What's the meaning of a differential (as opposed to a derivative)? Say $y=f(x)$. To my understanding, the meaning of the derivative $\frac {dy} {dx} = f'(x)$ in English would be something like "the change in y with respect to the change in x at a given point is $f'(x)$."
After a symbolic manipulation of the derivative where we "multiply" both sides by $dx$, we get the differential $dy=f'(x)dx$. My question is, what does the differential actually mean (verbally), and how is it different from the derivative?
 A: Just like $y$ is a function of $x$, $dy$ is also a function of $x$, and is the best linear approximation of $y$ at some point, $p$. However, whereas the tangent line passes through $(p,f(p))$, the function $dy(x)$ is shifted so that $(p,f(p)$ becomes the origin, so $dy(0)=0$. This is done so that $dy$ is a linear function in the linear algebra sense, i.e, $dy(c_1x_1+c_2x_2)=c_1dy(x_1)+c_2dy(x_2)$.

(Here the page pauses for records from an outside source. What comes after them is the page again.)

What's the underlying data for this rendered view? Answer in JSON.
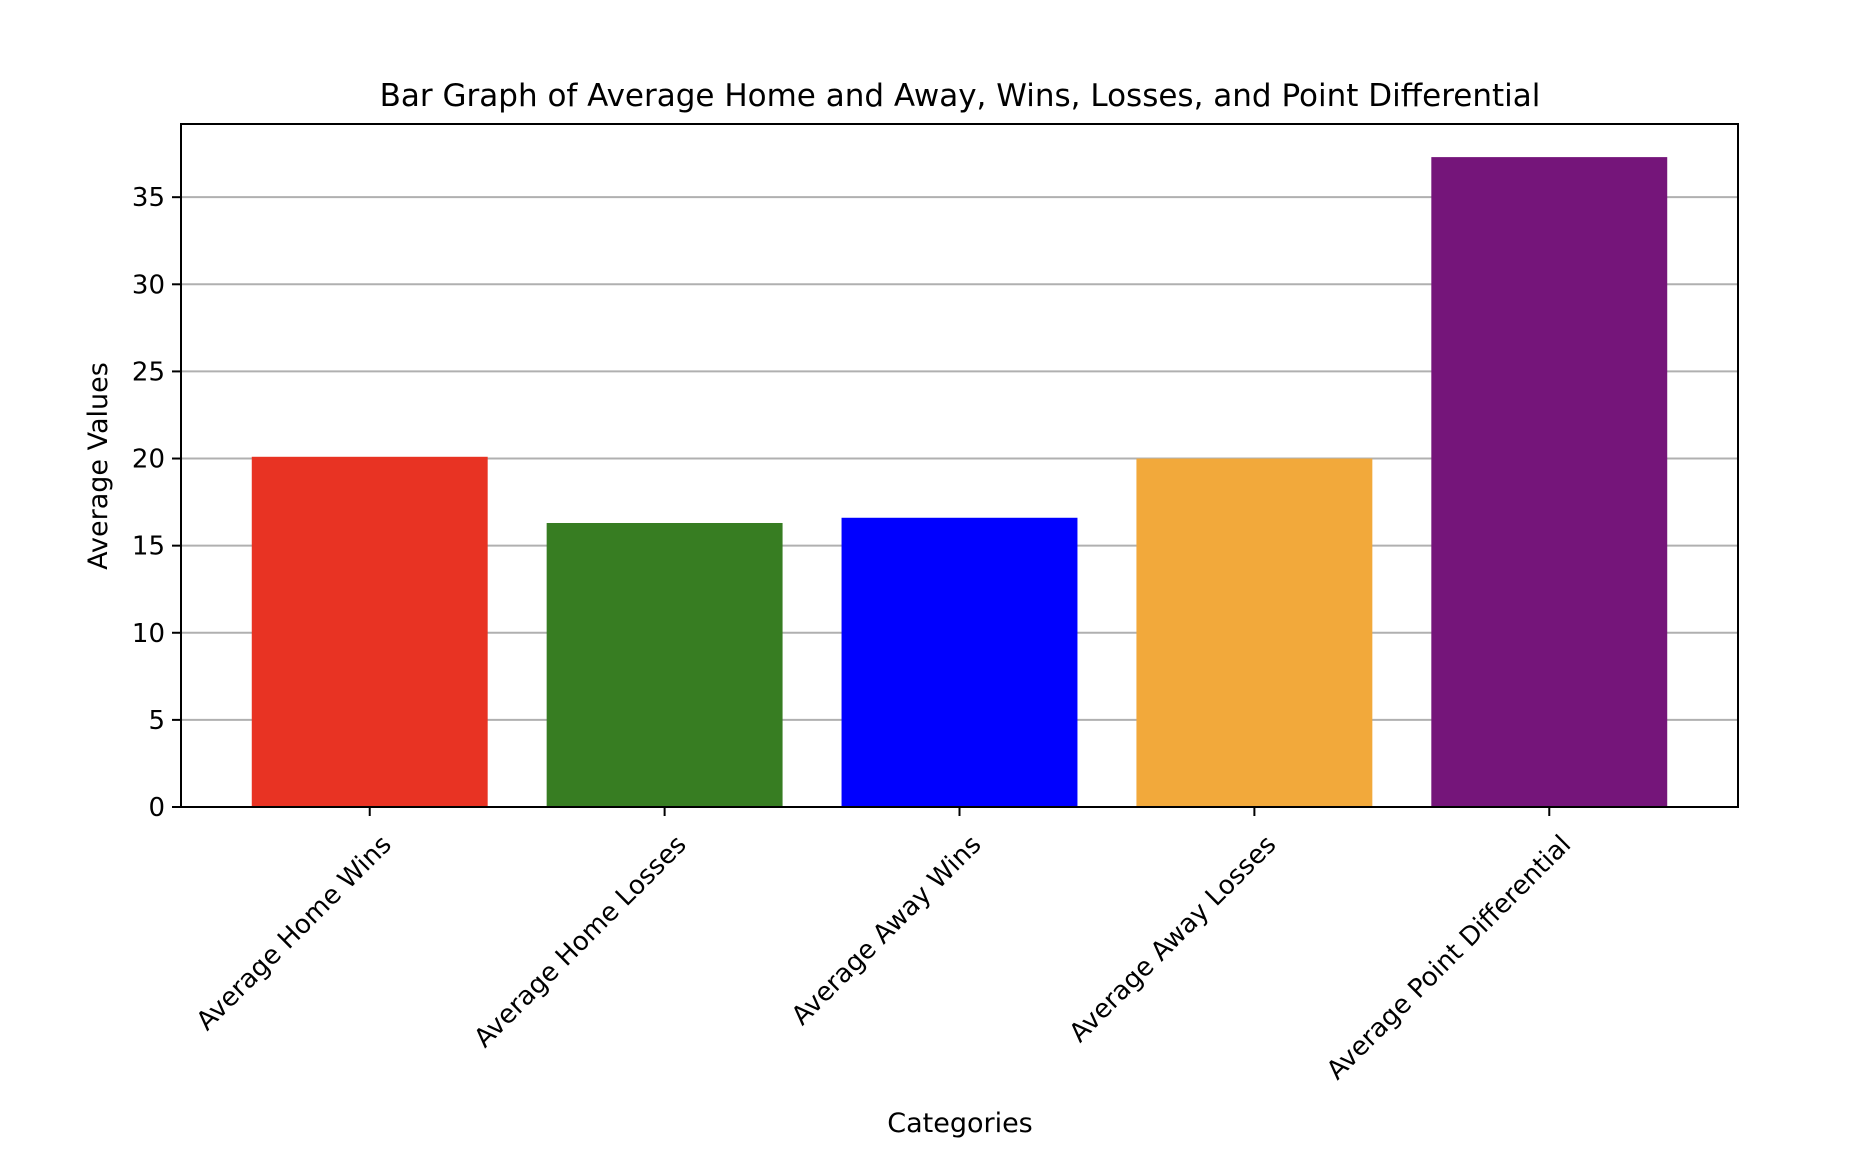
{
  "chart_data": {
    "type": "bar",
    "title": "Bar Graph of Average Home and Away, Wins, Losses, and Point Differential",
    "xlabel": "Categories",
    "ylabel": "Average Values",
    "categories": [
      "Average Home Wins",
      "Average Home Losses",
      "Average Away Wins",
      "Average Away Losses",
      "Average Point Differential"
    ],
    "values": [
      20.1,
      16.3,
      16.6,
      20.0,
      37.3
    ],
    "colors": [
      "#e83323",
      "#377d22",
      "#0000ff",
      "#f2a93b",
      "#75157a"
    ],
    "ylim": [
      0,
      39.2
    ],
    "yticks": [
      0,
      5,
      10,
      15,
      20,
      25,
      30,
      35
    ],
    "grid": "y",
    "legend": "none"
  }
}
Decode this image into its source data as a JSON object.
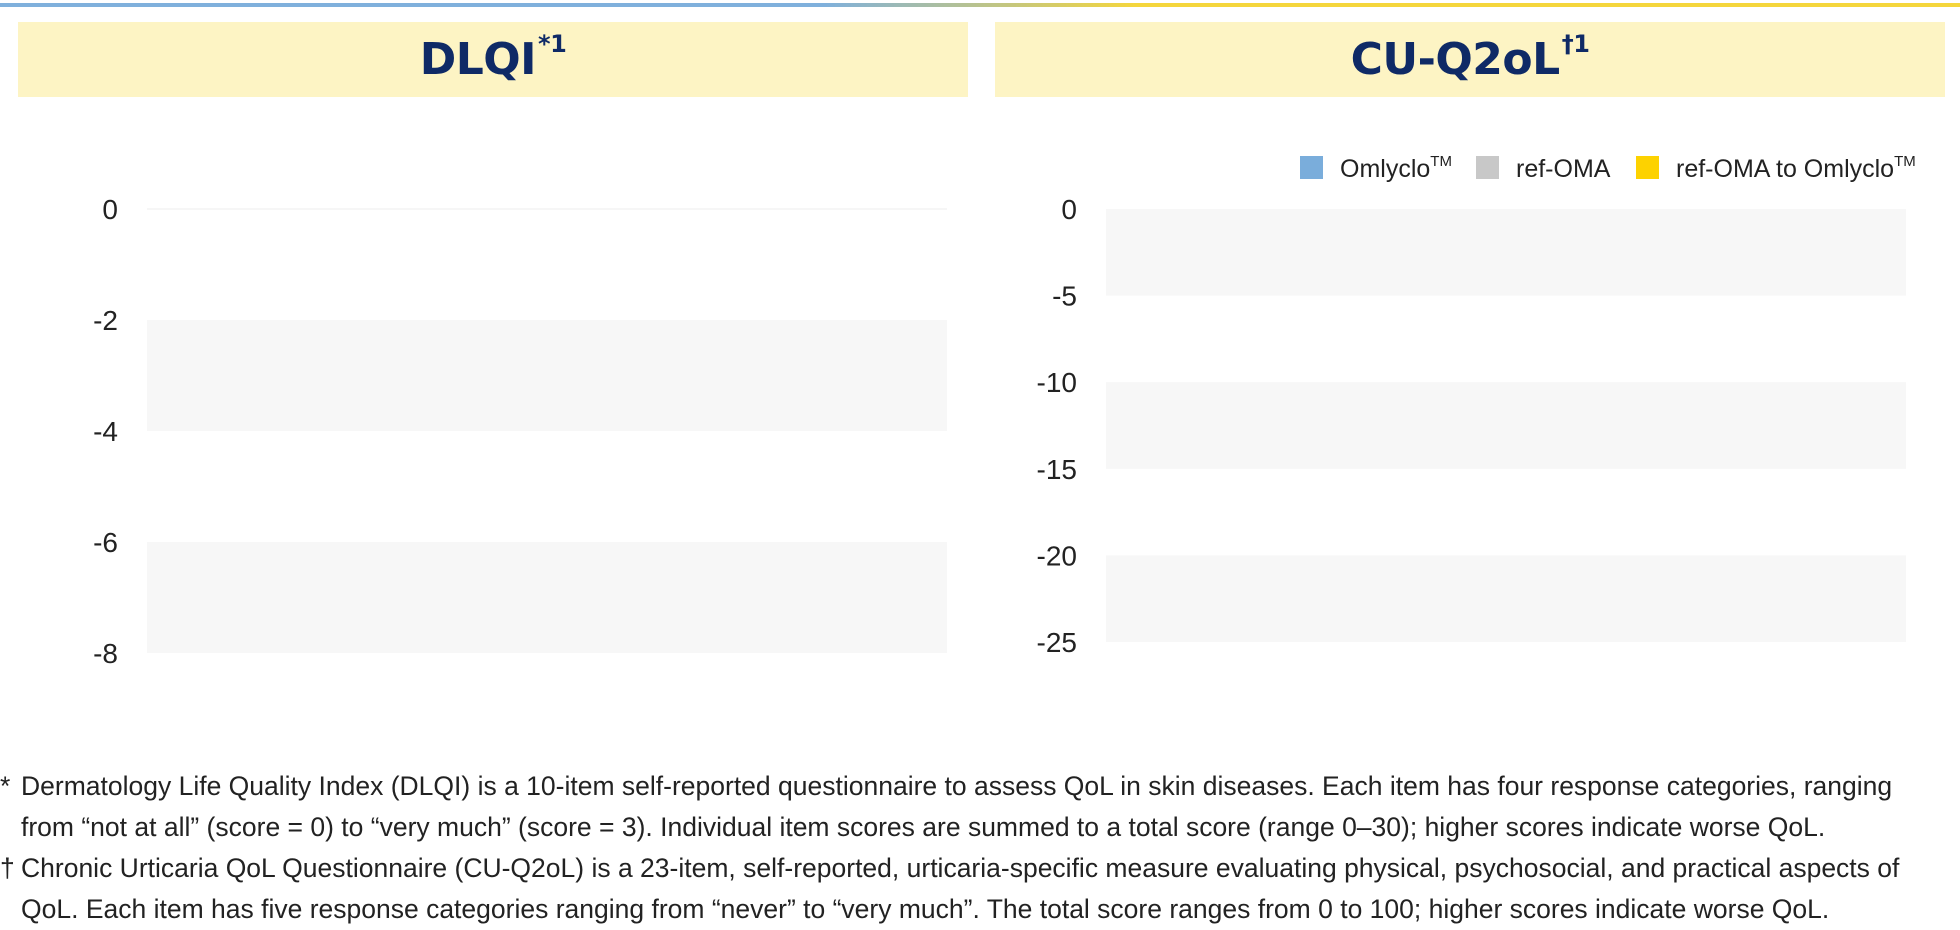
{
  "colors": {
    "omlyclo": "#7aaddb",
    "ref_oma": "#c8c8c8",
    "switch": "#fdd200",
    "title": "#0f2a66",
    "header_bg": "#fdf4c4",
    "band": "#f7f7f7"
  },
  "panels": [
    {
      "title": "DLQI",
      "sup": "*1"
    },
    {
      "title": "CU-Q2oL",
      "sup": "†1"
    }
  ],
  "legend": [
    {
      "label": "Omlyclo",
      "tm": "TM",
      "color": "#7aaddb"
    },
    {
      "label": "ref-OMA",
      "tm": "",
      "color": "#c8c8c8"
    },
    {
      "label": "ref-OMA to Omlyclo",
      "tm": "TM",
      "color": "#fdd200"
    }
  ],
  "chart_data": [
    {
      "type": "bar",
      "title": "DLQI*1",
      "xlabel": "",
      "ylabel": "",
      "ylim": [
        -8,
        0
      ],
      "yticks": [
        "0",
        "-2",
        "-4",
        "-6",
        "-8"
      ],
      "categories": [],
      "series": [],
      "grid": true
    },
    {
      "type": "bar",
      "title": "CU-Q2oL†1",
      "xlabel": "",
      "ylabel": "",
      "ylim": [
        -25,
        0
      ],
      "yticks": [
        "0",
        "-5",
        "-10",
        "-15",
        "-20",
        "-25"
      ],
      "categories": [],
      "series": [],
      "legend_position": "top-right",
      "grid": true
    }
  ],
  "footnotes": [
    {
      "mark": "*",
      "line1": "Dermatology Life Quality Index (DLQI) is a 10-item self-reported questionnaire to assess QoL in skin diseases. Each item has four response categories, ranging",
      "line2": "from “not at all” (score = 0) to “very much” (score = 3). Individual item scores are summed to a total score (range 0–30); higher scores indicate worse QoL."
    },
    {
      "mark": "†",
      "line1": "Chronic Urticaria QoL Questionnaire (CU-Q2oL) is a 23-item, self-reported, urticaria-specific measure evaluating physical, psychosocial, and practical aspects of",
      "line2": "QoL. Each item has five response categories ranging from “never” to “very much”. The total score ranges from 0 to 100; higher scores indicate worse QoL."
    }
  ]
}
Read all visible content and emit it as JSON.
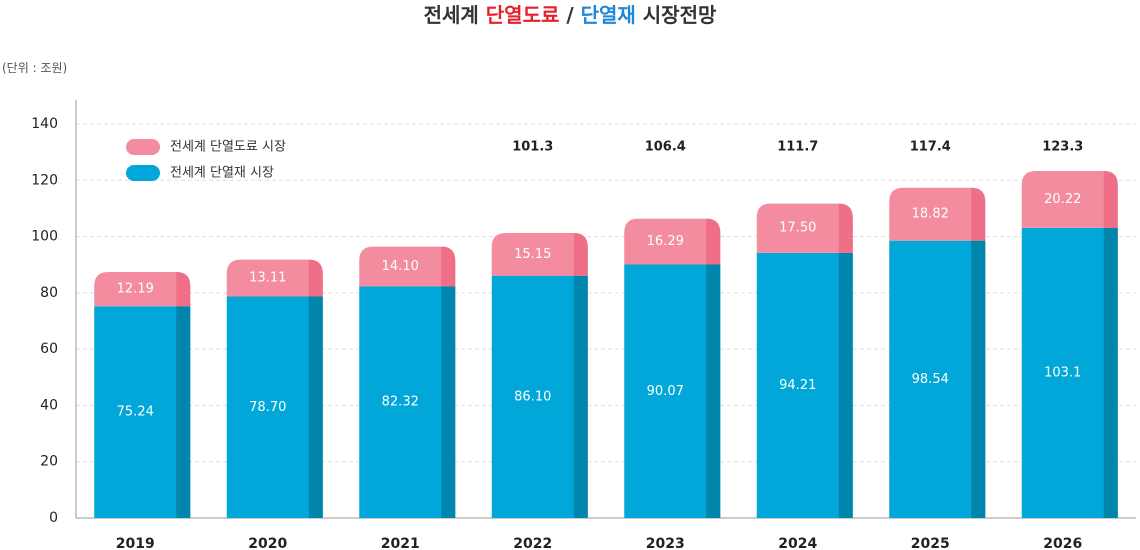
{
  "title": {
    "part1": "전세계 ",
    "part2": "단열도료",
    "part3": " / ",
    "part4": "단열재",
    "part5": " 시장전망"
  },
  "unit_label": "(단위 : 조원)",
  "colors": {
    "title_red": "#e8202a",
    "title_blue": "#1e88d6",
    "coating": "#f48ca0",
    "coating_side": "#ef6f88",
    "insulation": "#00a7d8",
    "insulation_side": "#0086ad",
    "grid": "#dddddd",
    "axis": "#999999"
  },
  "chart_data": {
    "type": "bar",
    "stacked": true,
    "categories": [
      "2019",
      "2020",
      "2021",
      "2022",
      "2023",
      "2024",
      "2025",
      "2026"
    ],
    "series": [
      {
        "name": "전세계 단열재 시장",
        "values": [
          75.24,
          78.7,
          82.32,
          86.1,
          90.07,
          94.21,
          98.54,
          103.1
        ],
        "labels": [
          "75.24",
          "78.70",
          "82.32",
          "86.10",
          "90.07",
          "94.21",
          "98.54",
          "103.1"
        ]
      },
      {
        "name": "전세계 단열도료 시장",
        "values": [
          12.19,
          13.11,
          14.1,
          15.15,
          16.29,
          17.5,
          18.82,
          20.22
        ],
        "labels": [
          "12.19",
          "13.11",
          "14.10",
          "15.15",
          "16.29",
          "17.50",
          "18.82",
          "20.22"
        ]
      }
    ],
    "totals": [
      "",
      "",
      "",
      "101.3",
      "106.4",
      "111.7",
      "117.4",
      "123.3"
    ],
    "ylim": [
      0,
      140
    ],
    "yticks": [
      "0",
      "20",
      "40",
      "60",
      "80",
      "100",
      "120",
      "140"
    ],
    "grid": true,
    "legend": "top-left"
  }
}
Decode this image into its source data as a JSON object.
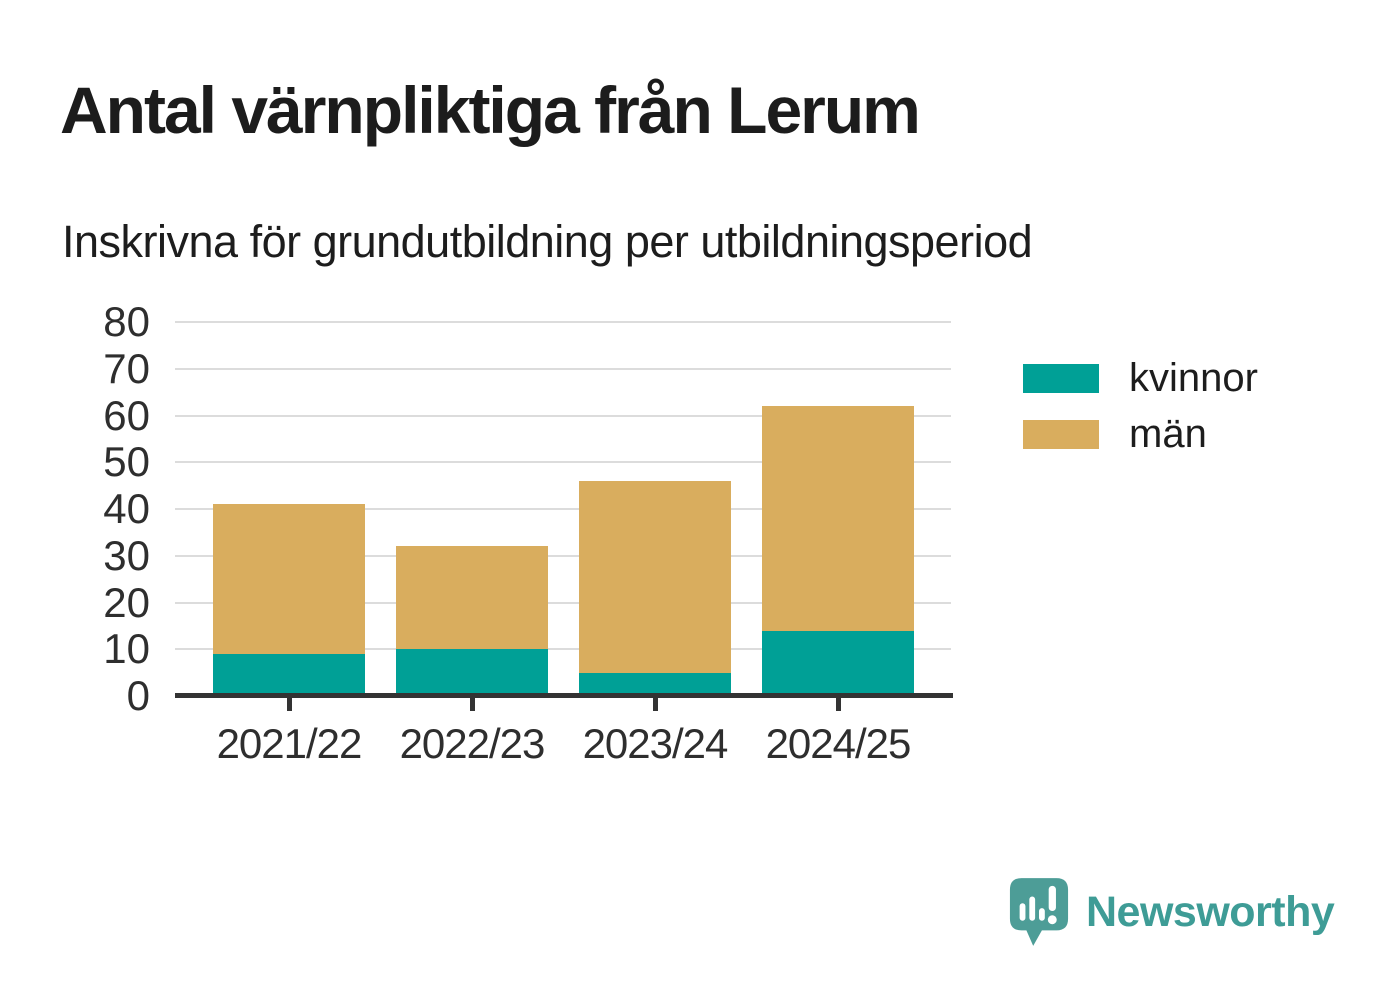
{
  "title": "Antal värnpliktiga från Lerum",
  "subtitle": "Inskrivna för grundutbildning per utbildningsperiod",
  "chart_data": {
    "type": "bar",
    "stacked": true,
    "title": "Antal värnpliktiga från Lerum",
    "subtitle": "Inskrivna för grundutbildning per utbildningsperiod",
    "categories": [
      "2021/22",
      "2022/23",
      "2023/24",
      "2024/25"
    ],
    "series": [
      {
        "name": "kvinnor",
        "color": "#00A096",
        "values": [
          9,
          10,
          5,
          14
        ]
      },
      {
        "name": "män",
        "color": "#D9AD5E",
        "values": [
          32,
          22,
          41,
          48
        ]
      }
    ],
    "totals": [
      41,
      32,
      46,
      62
    ],
    "xlabel": "",
    "ylabel": "",
    "ylim": [
      0,
      80
    ],
    "ytick_step": 10,
    "grid": true,
    "legend_position": "right"
  },
  "colors": {
    "kvinnor": "#00A096",
    "man": "#D9AD5E",
    "brand_teal": "#3E9C96",
    "grid": "#DCDCDC",
    "axis": "#333333",
    "text": "#1D1D1D"
  },
  "branding": {
    "logo_text": "Newsworthy",
    "logo_icon": "bar-chart-speech-bubble-icon"
  }
}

Since the tangent line is given by $f'(p)(x-p)+f(p)$, this means that $$dy(x)=f'(p)x,$$ or put in a more suggestive form, $dy(x-p)=f'(p)(x-p)$.
What about $dx$? Well, $x$ itself is a function of $x$ ($x=1\cdot x$), so $dx$ is the best linear approximation of that function at $p$, shifted so $(p,p)$ becomes the origin. But that function is itself linear, so $$dx(x)=x.$$
Note that means $\frac{dy}{dx}$ is also a function of $x$, being the quotient of two functions. What function is it?
$$
\frac{dy(x)}{dx(x)}=\frac{f'(p)\cdot x}{x}=f'(p)
$$
so $\frac{dy}{dx}$ is a constant, and that constant is $f'(p)$.
A: While the derivative at $x_0$ is the rate of change of $y$ with respect to $x$ , $\mathrm d\mkern1.5mu y$ is the best linear approximation of $y$ in a small neighbourhood of $x_0$.
Best is to be taken in a precise sense: it is the only linear approximation such that, in Landau notation: $f(x) -(f(x_0)+f'(x_0)\,\mathrm d\mkern 1.5mu x) $ is $\,o(\mathrm d\mkern 1.5mu x)$.
A: A differential  is an infinitesimaly small change in a variable so $dy $ is the infinitesimal change in y at a given point... hence $dy=f'(x_0)dx $ is the change in y at $x_0$, infintesimaly speaking. This change can be approximated as $\delta y $ by doing a linear approximation $\delta y=f (x_0) \delta x $ or any higher order approximation according to Taylor series...quadratic, cubic....  The derivative is this change with respect to another change, again. Infinitesimaly speaking.